Tonight's page opens to: 1 Corinthians 7:1-16
Questions about MarriageWow, sounds like the Corinthians were having a tough time with the concept of marriage, perhaps particularly mixed-faith marriages. This reading is still very pertinent in our times. It seems that marriage is not taken as seriously now as it was in the past. Divorce seems to be the easy solution. How is it that we have come to a point where a lifetime commitment can be taken so lightly? (I like how St. Paul specifies what comes from him and what comes from God.)
Now, to deal with the matters you wrote about. A man does well not to marry. But because there is so much immorality, every man should have his own wife, and every woman should have her own husband. A man should fulfill his duty as a husband, and a woman should fulfill her duty as a wife, and each should satisfy the other's needs. A wife is not the master of her own body, but her husband is; in the same way a husband is not the master of his own body, but his wife is. Do not deny yourselves to each other, unless you first agree to do so for a while in order to spend your time in prayer; but then resume normal marital relations. In this way you will be kept from giving in to Satan's temptation because of your lack of self-control.
I tell you this not as an order, but simply as a permission. Actually I would prefer that all of you were as I am; but each one has a special gift from God, one person this gift, another one that gift.
Now, to the unmarried and to the widows I say that it would be better for you to continue to live alone as I do. But if you cannot restrain your desires, go ahead and marry - it is better to marry than to burn with passion.
For married people I have a command which is not my own but the Lord's: a wife must not leave her husband; but if she does, she must remain single or else be reconciled to her husband; and a husband must not divorce his wife.
To the others I say (I, myself, not the Lord): if a Christian man has a wife who is an unbeliever and she agrees to go on living with him, he must not divorce her. And if a Christian woman is married to a man who is an unbeliever and he agrees to go on living with her, she must not divorce him. For the unbelieving husband is made acceptable to God by being united to his wife, and the unbelieving wife is made acceptable to God by being united to her Christian husband. If this were not so, their children would be like pagan children; but as it is, they are acceptable to God. However, if the one who is not a believer wishes to leave the Christian partner, let it be so. In such cases the Christian partner, whether husband or wife, is free to act. God has called you to live in peace. How can you be sure, Christian wife, that you will not save your husband? Or how can you be sure, Christian husband, that you will not save your wife?

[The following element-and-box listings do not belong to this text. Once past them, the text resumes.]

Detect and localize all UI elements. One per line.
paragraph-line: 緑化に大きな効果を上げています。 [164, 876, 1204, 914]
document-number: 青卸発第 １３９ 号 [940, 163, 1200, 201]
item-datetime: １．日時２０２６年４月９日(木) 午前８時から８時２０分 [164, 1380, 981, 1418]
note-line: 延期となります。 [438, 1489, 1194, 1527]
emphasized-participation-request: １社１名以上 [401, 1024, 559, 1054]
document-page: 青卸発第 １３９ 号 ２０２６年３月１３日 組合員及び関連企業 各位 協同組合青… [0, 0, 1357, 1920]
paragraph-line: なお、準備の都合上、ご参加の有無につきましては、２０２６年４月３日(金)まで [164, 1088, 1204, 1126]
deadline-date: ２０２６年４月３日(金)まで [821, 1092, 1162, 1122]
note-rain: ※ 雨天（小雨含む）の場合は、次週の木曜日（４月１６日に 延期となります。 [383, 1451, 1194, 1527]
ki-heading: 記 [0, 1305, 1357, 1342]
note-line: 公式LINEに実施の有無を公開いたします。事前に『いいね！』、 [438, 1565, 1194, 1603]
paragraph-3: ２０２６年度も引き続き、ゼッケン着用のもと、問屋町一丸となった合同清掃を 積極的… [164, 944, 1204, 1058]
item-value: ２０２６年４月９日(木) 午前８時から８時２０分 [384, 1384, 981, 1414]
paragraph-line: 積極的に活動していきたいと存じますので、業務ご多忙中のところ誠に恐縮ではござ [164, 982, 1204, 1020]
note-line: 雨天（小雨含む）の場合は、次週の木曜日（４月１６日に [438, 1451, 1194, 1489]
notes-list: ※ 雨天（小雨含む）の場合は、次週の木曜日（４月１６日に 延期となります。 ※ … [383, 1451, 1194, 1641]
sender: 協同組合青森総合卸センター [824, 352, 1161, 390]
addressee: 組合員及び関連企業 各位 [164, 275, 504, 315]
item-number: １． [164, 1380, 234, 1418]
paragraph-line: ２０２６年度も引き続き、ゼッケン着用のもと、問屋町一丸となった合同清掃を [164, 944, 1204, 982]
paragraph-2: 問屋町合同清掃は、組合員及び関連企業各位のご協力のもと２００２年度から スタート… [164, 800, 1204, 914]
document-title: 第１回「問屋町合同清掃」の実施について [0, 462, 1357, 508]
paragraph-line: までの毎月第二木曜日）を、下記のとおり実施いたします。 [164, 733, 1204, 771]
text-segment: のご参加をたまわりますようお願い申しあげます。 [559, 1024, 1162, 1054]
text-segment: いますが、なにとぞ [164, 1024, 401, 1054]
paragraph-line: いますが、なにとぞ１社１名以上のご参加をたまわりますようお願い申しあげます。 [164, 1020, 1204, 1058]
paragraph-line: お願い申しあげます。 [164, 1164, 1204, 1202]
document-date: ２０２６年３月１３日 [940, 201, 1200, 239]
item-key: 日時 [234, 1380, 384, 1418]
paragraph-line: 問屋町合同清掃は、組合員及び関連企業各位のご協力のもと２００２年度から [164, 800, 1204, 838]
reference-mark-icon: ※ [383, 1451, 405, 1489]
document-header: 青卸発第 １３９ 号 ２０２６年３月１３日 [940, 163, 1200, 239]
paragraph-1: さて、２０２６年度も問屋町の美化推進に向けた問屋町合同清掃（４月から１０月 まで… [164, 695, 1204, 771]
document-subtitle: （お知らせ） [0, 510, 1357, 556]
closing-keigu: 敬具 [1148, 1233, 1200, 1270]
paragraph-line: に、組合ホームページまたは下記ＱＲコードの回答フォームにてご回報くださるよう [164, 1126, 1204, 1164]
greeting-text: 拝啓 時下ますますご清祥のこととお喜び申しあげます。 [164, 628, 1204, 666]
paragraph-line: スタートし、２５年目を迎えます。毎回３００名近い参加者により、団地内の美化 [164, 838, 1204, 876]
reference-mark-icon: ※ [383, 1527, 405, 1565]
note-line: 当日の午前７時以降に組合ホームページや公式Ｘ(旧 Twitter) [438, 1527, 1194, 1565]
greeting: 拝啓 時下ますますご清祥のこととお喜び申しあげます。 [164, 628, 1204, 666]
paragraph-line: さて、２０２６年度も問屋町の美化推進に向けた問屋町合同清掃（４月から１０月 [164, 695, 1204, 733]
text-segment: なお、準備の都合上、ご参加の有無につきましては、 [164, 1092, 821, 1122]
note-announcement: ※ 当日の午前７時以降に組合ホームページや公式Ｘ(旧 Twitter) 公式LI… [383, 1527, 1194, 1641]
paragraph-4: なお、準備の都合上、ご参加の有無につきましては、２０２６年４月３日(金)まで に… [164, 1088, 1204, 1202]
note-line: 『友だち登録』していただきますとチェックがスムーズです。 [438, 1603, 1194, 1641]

The last paragraph of this reading brings me to an idea I have about "my marriage." (I'm pretty sure all girls think about what their marriage might be like one day... perhaps with the rare exception of those who know at an early age that they are being called to a religious vocation.) At any rate, I have always thought that the guy I marry must be Catholic... or be interested in RCIA. Why, you ask? welllll, I don't think that I could fully share my life with someone else who doesn't share in my values and beliefs. Don't get me wrong, there are many wonderful people in this world who share values and beliefs and they certainly aren't all Catholic. However, I feel that this is important in my life. When two people give their lives to eachother and become one, how does one choose which faith pathway to walk if they are not walking along the same pathway? Now, I'm certainly not saying that I would expect a potential marriage partner to be at the same point in their spiritual journey as each person's journey is very different. How can you share your lives if you don't share God?
Are you part of a mixed-faith marriage? Does it work for you? How do you make it work? (I know there is at least one person who reads this blog who might be able to share some insight... please do enlighten me!) Thanks!
While I have many more thoughts on this matter, perhaps I shall save them for another day and get some shut eye.
2 comments:
One of the joys of my mixed faith marriage is the constant challenge we offer each other. As software engineers Honey and I LOVE challenges! What I get out of it is a deeper understanding of my faith and what I believe. I don't blindly follow the Catholic doctrine. I can't because Honey won't let me simply go along with the motions. And there is no way he would let me 'brainwash' Princess with Catholic nonsense. I've had to justify and explain my faith and it has only helped bring me closer to God and deepen our relationship.
For Honey, well, he grew up in a place that did not accept religion. It took years for him to be comfortable walking into a church or place of worship. Yet he sees what comfort, joy and peace it brings to my life. He doesn't think that a person needs a particular religion to be good and faithful but he is seeing the value and coming to understand WHY people do choose to be active in a church and belong to any particular religion.
Ever person has a line in the sand, a breaking point on faith on what constitutes being too different. For us that was a belief in God the Creator. He still has questions as to the true nature of Jesus Christ (although - lucky for us - he does not deny that Jesus existed). Honey's just not sure if that person was/is the Savior and Son of God.
I just keep praying and teaching and hoping that God is using me to bring Honey closer to Him just as He has used Honey to bring make my relationship with God even stronger.
I hope this helps - and if you don't mind I think I'll post it on my blog. It's a fairly common question that I get asked and may help others.
It's a fairly common question and the answer you give here T, is also "to the T" in my life and many others with whom I have discussed this subject.